Whoa, that is an impressive speedup! I would not have guessed that push! ing into an empty array would be fast.

milktrader commented 9 years ago

An OBO error in overlaps

while i < length(ordered1) + 1 && j < length(ordered2) + 1

I would've expected that the merged object would equal the size of AAPL, which is 8336, but the correct size of the merged object (from an inner join) is actually 8335. The NYSE was closed on Sept 27,1985 due to Hurricane Gloria, but apparently the NASDAQ stayed open, being an electronic exchange. So since there is no trade data for Caterpillar on that day, the resulting length of the merge should be 8335. Both datasets start and finish on the same day.

I found the missing day with the following ...

julia> apple, caterpillar = overlaps(AAPL.timestamp, CAT.timestamp);

# this result affects the resulting length of the merged object
julia> find([apple[i] + 1 != apple[i+1] for i in 1:length(apple)-1])
1-element Array{Int64,1}:
 1210

# this result is just a curiosity 
julia> find([caterpillar[i] + 1 != caterpillar[i+1] for i in 1:length(caterpillar)-1])
2-element Array{Int64,1}:
 165
 702

julia> AAPL.timestamp[1211]
1985-09-27

julia> CAT[Date(1985,9,27)]

# nothing output

Mostly jotting down this forensics paper trail because I'm going to forget how I did this.

milktrader commented 9 years ago

@tshort thanks so much for that faster merge implementation. I've adapted it for TimeSeries. The performance is better than 12x the original merge and about 5x faster than my just-designed merge1.

Next up ... moving averages comparing the expensive moving method in TimeSeries vs an AxisArrays interval approach.
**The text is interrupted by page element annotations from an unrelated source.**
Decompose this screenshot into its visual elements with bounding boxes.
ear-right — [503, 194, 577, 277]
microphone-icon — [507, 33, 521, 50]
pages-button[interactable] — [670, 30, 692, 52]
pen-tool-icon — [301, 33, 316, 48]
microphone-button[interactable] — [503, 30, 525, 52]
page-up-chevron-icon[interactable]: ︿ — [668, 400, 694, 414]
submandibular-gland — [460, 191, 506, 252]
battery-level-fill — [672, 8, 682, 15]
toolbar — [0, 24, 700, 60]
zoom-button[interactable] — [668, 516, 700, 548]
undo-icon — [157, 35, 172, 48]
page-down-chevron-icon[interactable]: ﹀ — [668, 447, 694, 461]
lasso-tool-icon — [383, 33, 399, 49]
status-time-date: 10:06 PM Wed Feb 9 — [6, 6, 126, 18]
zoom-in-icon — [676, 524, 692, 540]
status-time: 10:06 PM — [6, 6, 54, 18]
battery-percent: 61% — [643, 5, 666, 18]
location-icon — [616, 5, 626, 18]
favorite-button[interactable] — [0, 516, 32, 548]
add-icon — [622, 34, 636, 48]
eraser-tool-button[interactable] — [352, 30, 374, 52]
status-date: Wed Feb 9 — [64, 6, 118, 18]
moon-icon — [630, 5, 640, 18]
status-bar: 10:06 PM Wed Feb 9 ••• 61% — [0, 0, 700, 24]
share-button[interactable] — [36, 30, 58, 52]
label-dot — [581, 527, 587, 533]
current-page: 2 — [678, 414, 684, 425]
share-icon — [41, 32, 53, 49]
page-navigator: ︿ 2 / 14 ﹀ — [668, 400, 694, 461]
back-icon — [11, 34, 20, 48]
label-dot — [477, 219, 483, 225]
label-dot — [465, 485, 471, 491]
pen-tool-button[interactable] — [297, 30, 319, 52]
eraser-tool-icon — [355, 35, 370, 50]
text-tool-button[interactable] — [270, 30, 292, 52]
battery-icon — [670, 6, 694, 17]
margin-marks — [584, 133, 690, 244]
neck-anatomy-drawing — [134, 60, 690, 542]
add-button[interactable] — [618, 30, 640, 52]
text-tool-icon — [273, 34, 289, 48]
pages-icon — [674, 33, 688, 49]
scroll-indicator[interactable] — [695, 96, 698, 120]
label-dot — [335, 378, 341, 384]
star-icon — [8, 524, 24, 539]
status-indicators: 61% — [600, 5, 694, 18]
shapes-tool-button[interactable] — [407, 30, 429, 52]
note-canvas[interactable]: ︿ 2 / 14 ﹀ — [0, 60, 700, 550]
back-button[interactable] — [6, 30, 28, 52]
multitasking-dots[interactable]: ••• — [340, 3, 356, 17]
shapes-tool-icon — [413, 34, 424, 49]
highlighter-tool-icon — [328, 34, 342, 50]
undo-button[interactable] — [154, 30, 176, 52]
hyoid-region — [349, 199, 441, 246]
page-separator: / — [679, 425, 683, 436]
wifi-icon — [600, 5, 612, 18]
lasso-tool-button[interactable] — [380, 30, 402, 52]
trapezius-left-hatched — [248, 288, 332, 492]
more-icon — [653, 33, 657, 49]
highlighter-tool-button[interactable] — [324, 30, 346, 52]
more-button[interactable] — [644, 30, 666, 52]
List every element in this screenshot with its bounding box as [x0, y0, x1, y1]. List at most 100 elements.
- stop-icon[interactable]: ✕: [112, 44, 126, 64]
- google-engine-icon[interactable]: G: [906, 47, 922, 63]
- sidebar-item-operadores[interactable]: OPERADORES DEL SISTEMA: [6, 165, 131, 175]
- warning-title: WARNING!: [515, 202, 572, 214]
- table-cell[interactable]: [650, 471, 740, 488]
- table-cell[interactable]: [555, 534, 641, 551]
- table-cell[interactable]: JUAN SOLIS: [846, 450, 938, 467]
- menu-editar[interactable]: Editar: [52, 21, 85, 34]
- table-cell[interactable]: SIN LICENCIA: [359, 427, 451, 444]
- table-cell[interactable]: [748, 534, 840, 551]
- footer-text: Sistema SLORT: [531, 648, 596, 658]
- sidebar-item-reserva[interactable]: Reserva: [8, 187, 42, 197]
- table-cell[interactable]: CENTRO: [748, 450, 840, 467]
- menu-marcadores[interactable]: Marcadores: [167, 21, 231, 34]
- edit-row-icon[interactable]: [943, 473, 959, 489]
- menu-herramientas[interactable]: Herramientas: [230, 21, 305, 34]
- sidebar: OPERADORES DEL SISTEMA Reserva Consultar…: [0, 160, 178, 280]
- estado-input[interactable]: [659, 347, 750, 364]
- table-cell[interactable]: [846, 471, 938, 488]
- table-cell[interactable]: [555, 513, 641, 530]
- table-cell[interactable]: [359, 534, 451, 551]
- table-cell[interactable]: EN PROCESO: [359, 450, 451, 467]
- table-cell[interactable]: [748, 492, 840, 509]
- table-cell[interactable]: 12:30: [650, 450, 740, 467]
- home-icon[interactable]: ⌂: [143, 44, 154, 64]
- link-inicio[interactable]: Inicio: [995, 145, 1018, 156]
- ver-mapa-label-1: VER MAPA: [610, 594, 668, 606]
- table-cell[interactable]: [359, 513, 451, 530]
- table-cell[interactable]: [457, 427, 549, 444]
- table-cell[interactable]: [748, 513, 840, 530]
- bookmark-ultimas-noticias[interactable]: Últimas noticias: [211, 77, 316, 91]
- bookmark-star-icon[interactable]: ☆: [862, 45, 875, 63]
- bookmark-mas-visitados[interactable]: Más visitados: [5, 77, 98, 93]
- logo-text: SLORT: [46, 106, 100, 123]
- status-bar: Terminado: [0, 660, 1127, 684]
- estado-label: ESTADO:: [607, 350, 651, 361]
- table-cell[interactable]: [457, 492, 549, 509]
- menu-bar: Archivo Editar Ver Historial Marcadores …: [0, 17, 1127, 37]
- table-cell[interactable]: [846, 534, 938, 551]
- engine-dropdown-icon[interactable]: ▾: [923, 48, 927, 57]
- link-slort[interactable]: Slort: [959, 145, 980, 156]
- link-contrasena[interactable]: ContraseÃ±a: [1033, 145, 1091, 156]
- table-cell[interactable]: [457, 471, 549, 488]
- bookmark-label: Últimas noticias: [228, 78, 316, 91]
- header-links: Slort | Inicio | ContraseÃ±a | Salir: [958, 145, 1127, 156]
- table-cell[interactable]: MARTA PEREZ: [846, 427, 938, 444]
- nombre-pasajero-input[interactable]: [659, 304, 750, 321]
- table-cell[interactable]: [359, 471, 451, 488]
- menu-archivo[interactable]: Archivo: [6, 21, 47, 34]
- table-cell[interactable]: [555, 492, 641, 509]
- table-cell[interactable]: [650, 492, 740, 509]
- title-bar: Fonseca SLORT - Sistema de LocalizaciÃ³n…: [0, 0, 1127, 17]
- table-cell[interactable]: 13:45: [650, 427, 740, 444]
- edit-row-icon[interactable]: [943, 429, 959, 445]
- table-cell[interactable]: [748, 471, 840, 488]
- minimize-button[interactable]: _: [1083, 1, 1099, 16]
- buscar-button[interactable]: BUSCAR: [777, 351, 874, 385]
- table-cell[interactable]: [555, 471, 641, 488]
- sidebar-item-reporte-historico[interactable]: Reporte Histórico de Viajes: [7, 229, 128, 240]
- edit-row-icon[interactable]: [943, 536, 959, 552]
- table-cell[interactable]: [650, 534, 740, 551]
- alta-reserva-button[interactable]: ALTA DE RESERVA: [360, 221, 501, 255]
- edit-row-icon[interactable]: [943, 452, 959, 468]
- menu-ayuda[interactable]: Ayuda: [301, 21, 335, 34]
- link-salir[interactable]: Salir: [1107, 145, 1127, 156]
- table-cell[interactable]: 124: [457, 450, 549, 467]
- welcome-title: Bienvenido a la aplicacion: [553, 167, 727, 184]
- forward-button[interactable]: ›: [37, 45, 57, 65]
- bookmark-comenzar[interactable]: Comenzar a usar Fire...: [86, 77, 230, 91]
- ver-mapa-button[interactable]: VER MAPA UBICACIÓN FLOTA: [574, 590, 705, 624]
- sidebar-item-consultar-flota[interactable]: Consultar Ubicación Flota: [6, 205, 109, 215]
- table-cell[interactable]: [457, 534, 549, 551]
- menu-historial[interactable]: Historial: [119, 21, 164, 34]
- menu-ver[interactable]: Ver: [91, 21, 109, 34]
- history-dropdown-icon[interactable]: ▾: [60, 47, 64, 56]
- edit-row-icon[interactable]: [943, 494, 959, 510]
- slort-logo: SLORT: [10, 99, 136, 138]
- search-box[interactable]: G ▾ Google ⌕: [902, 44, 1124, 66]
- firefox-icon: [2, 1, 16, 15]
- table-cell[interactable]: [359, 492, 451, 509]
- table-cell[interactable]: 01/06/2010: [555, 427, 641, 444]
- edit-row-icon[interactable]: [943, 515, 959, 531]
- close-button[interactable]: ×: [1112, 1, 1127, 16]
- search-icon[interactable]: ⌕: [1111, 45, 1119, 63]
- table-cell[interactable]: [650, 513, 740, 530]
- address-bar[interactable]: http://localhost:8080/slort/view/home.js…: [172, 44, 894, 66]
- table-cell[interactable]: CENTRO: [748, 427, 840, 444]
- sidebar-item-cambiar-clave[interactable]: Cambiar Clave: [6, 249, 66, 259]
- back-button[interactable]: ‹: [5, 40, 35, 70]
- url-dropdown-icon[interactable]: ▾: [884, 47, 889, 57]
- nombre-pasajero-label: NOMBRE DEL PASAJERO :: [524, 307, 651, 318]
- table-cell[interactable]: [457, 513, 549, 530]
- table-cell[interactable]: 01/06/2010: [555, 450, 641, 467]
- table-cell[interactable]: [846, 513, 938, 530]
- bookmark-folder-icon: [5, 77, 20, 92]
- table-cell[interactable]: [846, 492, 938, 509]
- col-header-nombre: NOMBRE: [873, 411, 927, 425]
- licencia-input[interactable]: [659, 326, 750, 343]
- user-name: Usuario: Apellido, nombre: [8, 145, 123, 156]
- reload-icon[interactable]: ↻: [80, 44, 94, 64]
milktrader commented 9 years ago

Some timings for moving averages

julia> using MarketData, AxisArrays

julia> C = CAT["Close"];  # Single column TimeArray with 13,000+ rows

julia> Cx = AxisArray(C.values, (C.timestamp,));

julia> function movings(a::AxisArray, f::Function, n::Int)
           m = length(a)-n+1
           res = zeros(m)
           for i in 1:m
               res[i] = f(a[Interval(a.axes[1][i],a.axes[1][i+n-1])])
           end
           AxisArray(res, (a.axes[1][n:end],))
       end

julia> @elapsed movings(Cx,mean,20)
0.085827402

julia> @elapsed movings(Cx,mean,20)
0.039679677

julia> @elapsed movings(Cx,mean,20)
0.056376047

julia> @elapsed moving(C,mean,20)
0.012630849

julia> @elapsed moving(C,mean,20)
0.026267102

julia> @elapsed moving(C,mean,20)
0.011673069
tshort commented 9 years ago

Thanks for doing this--great use cases. I wonder if the slowdown for AxisArrays is from the ordering check (Matt mentioned that in the roadmap issue).

milktrader commented 9 years ago

To make it easier for others to play along, I'm planning to add TimeSeries/timeseries.jl to this repo. This will include some const objects that will be easier to use than github issues cut-and-paste.

Once the experimentation is complete, it will be easy to remove this directory. Also, it will not load without an explicit using AxisArrays.TimeSeries so those not interested in participating will not be compelled to do so.

This magic is named nested modules and I've always wanted to try it. Planning next few days without objections.

mbauman commented 9 years ago

It may make more sense to just work on AxisArrays directly without the submodule. If you do it in a branch then others can play along without you needing to worry about breaking anything. I think your use-cases can be nicely expressed as tests (e.g., create a TimeSeries test file that contains some sample data and tests the operations you want). And then we can work on creating merge and moving average implementations directly in the source tree.

Having concrete examples like this is a great way to drive the development!

milktrader commented 9 years ago

Okay, I'll kill the PR and just leave it a branch and begin some method implementations in source. Just to clarify though, I didn't plan a git submodule approach (which I suspect many git users myself included don't fully understand) but rather a Julia nested module.

In any case, it's a better idea to work in a branch as you suggested.

milktrader commented 9 years ago

Closing this issue and working in the timeseries branch for now.